Die violetten Anhänger gingen dabei wie so häufig in den letzten Jahren mit einer gewissen Hoffnung in die neue Saison, die nicht unberechtigt war. Mit Peter Stöger übernahm ein klangvoller Name das Zepter und sprang notgedrungen als Trainer ein, nachdem Christian Ilzer überraschend das Weite suchte. Mit Stöger als Amtsleiter erhoffte man sich, einen attraktiveren Fußball und, dass man endlich wieder den eigenen Ansprüchen gerecht wird. Stöger selbst meinte auch noch nach dem Saisonschluss in einer Aussage, dass man aus der Mannschaft individuell mehr herausholen könne, als dies in der vergangenen Spielzeit der Fall war. Die Ironie daran war letztlich, dass er dies nun selbst unter Beweis stellen musste, ob das auch tatsächlich der Fall ist.

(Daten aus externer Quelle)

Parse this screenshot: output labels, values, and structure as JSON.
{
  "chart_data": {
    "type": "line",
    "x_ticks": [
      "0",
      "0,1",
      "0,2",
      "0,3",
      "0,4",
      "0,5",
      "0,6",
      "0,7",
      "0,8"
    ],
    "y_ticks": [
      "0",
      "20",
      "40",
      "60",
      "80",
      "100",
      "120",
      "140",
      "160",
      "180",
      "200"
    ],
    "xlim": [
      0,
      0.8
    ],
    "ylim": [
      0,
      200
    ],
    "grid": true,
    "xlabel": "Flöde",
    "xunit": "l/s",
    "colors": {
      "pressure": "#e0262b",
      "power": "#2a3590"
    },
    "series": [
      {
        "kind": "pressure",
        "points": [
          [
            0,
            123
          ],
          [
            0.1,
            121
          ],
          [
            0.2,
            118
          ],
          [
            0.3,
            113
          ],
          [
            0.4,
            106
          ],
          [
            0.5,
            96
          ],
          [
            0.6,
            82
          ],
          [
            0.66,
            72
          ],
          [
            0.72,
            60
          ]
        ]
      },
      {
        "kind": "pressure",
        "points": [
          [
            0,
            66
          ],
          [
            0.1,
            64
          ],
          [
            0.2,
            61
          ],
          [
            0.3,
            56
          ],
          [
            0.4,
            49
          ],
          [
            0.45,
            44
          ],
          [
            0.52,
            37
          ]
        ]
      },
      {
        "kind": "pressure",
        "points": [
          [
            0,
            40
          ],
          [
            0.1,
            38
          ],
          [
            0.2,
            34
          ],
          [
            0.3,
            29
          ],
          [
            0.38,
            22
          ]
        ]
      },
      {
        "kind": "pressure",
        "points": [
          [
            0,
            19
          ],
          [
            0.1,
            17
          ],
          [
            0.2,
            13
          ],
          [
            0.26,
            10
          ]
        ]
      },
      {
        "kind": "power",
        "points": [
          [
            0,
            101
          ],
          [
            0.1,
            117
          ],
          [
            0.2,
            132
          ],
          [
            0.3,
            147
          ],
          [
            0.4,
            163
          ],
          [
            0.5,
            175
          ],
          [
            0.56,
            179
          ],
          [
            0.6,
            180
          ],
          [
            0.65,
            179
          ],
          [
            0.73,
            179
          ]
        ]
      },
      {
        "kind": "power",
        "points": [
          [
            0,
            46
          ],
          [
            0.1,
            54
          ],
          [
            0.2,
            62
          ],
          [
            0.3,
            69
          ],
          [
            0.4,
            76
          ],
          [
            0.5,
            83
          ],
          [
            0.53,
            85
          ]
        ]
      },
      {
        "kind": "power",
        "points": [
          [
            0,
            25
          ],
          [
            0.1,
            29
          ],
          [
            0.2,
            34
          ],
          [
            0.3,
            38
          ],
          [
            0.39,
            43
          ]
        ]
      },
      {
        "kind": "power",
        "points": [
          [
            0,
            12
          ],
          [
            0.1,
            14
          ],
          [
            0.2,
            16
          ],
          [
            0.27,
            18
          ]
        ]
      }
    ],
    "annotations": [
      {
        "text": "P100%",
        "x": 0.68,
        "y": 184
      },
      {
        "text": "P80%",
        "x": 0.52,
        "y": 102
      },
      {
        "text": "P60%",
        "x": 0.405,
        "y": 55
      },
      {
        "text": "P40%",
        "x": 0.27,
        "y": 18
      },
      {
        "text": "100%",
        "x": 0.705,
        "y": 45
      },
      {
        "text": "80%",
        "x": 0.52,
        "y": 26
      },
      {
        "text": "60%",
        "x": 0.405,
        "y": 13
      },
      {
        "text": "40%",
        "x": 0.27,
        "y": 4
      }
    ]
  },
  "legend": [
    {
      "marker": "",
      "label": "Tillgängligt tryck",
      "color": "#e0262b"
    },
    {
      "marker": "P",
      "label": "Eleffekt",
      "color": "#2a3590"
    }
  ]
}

Schlechte Kaderstruktur und mangelnde individuelle Qualität

Aufgrund der finanziellen Lage musste man Stammspieler wie Klein, Jeggo und Borkovic abgeben, die zum Teil nicht ersetzt wurden. Dafür kamen wiederum Spieler wie Suttner und Teigl, die aus der deutschen Bundesliga zu den Veilchen stießen, die als Verstärkungen angesehen wurden. Kadertechnisch hat sich also nichts Großartiges bei der Austria verändert. Doch warum kommen bei den Wienern dennoch solche Leistungen zustande? Zunächst muss man klar sagen, dass auch wenn bei dem Kader eine gewisse Kontinuität herrscht, dies in diesem Fall per se keine positive Eigenschaft ist. Der Kader der Austria ist nicht erst seit der letzten Saison unausgewogen und hat schon seit längerem mit einigen Problemen zu kämpfen. Vor allem das zentrale Mittelfeld wurde (erneut) völlig ignoriert, was heuer natürlich aufgrund der begrenzten finanziellen Mitteln so zu erwarten war. Da sich aber Stöger auch davor scheut, den jungen Talenten auf der Position eine Chance zu geben, bleibt diese Problematik weiterhin bestehen. Das sieht man gut an der Personalie Thomas Ebner, der trotz äußerst bescheidener Leistungen weiterhin regelmäßig in der Startelf steht.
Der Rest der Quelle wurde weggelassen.